The Sea King is a 40-year-old chopper that has been plagued with crashes, including one that claimed the lives of two pilots in New Brunswick. Since they were first acquired in the 1960s, a dozen Sea Kings have crashed.
Officials believe the Iroquois will be able to resume its mission early next week but it appears the destroyer may have to head out without a replacement helicopter. A safety investigation has been launched and the military may ground its entire fleet of 29 Sea Kings.
"I'd like to be a fly on the wall when the prime minister calls Washington to say (Canada) can't participate in the war on terrorism because one of the helicopters they didn't replace crashed," Leon Benoit, defence critic for the Alliance party, said in the House of Commons.

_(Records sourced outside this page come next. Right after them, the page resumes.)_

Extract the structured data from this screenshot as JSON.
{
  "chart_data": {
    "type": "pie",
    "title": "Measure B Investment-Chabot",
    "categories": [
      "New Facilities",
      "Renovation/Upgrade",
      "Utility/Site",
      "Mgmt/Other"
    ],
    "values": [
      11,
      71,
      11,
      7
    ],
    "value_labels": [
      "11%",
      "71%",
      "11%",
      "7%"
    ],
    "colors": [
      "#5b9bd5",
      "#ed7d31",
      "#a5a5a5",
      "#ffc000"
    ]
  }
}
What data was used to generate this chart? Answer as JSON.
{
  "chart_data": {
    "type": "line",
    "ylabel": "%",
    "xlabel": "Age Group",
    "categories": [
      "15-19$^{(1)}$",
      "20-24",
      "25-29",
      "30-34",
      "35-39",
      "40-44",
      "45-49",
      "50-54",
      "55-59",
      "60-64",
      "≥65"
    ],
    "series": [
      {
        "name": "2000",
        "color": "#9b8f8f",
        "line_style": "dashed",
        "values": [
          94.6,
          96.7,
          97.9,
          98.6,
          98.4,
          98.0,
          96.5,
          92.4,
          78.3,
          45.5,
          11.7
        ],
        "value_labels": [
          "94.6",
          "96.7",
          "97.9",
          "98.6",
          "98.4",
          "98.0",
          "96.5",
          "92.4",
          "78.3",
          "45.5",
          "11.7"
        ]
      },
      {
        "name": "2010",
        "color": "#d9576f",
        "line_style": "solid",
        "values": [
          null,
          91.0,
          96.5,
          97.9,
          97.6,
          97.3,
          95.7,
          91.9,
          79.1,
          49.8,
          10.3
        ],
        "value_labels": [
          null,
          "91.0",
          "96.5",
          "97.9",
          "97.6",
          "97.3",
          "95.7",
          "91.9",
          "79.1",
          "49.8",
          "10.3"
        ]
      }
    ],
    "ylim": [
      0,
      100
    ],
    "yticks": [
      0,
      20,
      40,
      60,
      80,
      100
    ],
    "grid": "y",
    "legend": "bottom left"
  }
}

One retired colonel, who flew the chopper for 21 years, told CTV the Sea Kings were overhauled just a few years ago and have new engines. "I would not associate this with the age of the aircraft at all," he said.
The Liberal government said it was ready to proceed with a $3-billion program to replace the Sea Kings in August 2000. Then-defence minister Art Eggleton said the new choppers would be ready to fly by 2005.
Brian Mulroney's Conservative government inked a deal to buy some European choppers a decade ago, but the contract was killed by the Liberals when they took power in 1993. As it stands, each of Canada's 29 Sea King choppers require 30 hours in the shop for every hour in the air.
"This is an embarrassment for every Canadian from coast to coast," said New Brunswick MP Elsie Wayne, defence critic for the Conservative party.
Rear-Admiral Glenn Davidson, meanwhile, told a news conference that the Iroquois will likely be on its way to the Gulf of Oman within days.
"She's tasked to go. She's needed over there," he said from Halifax. "I'm preparing my advice to the chief of defence staff, which will say she'll be ready to go as soon as she's repaired."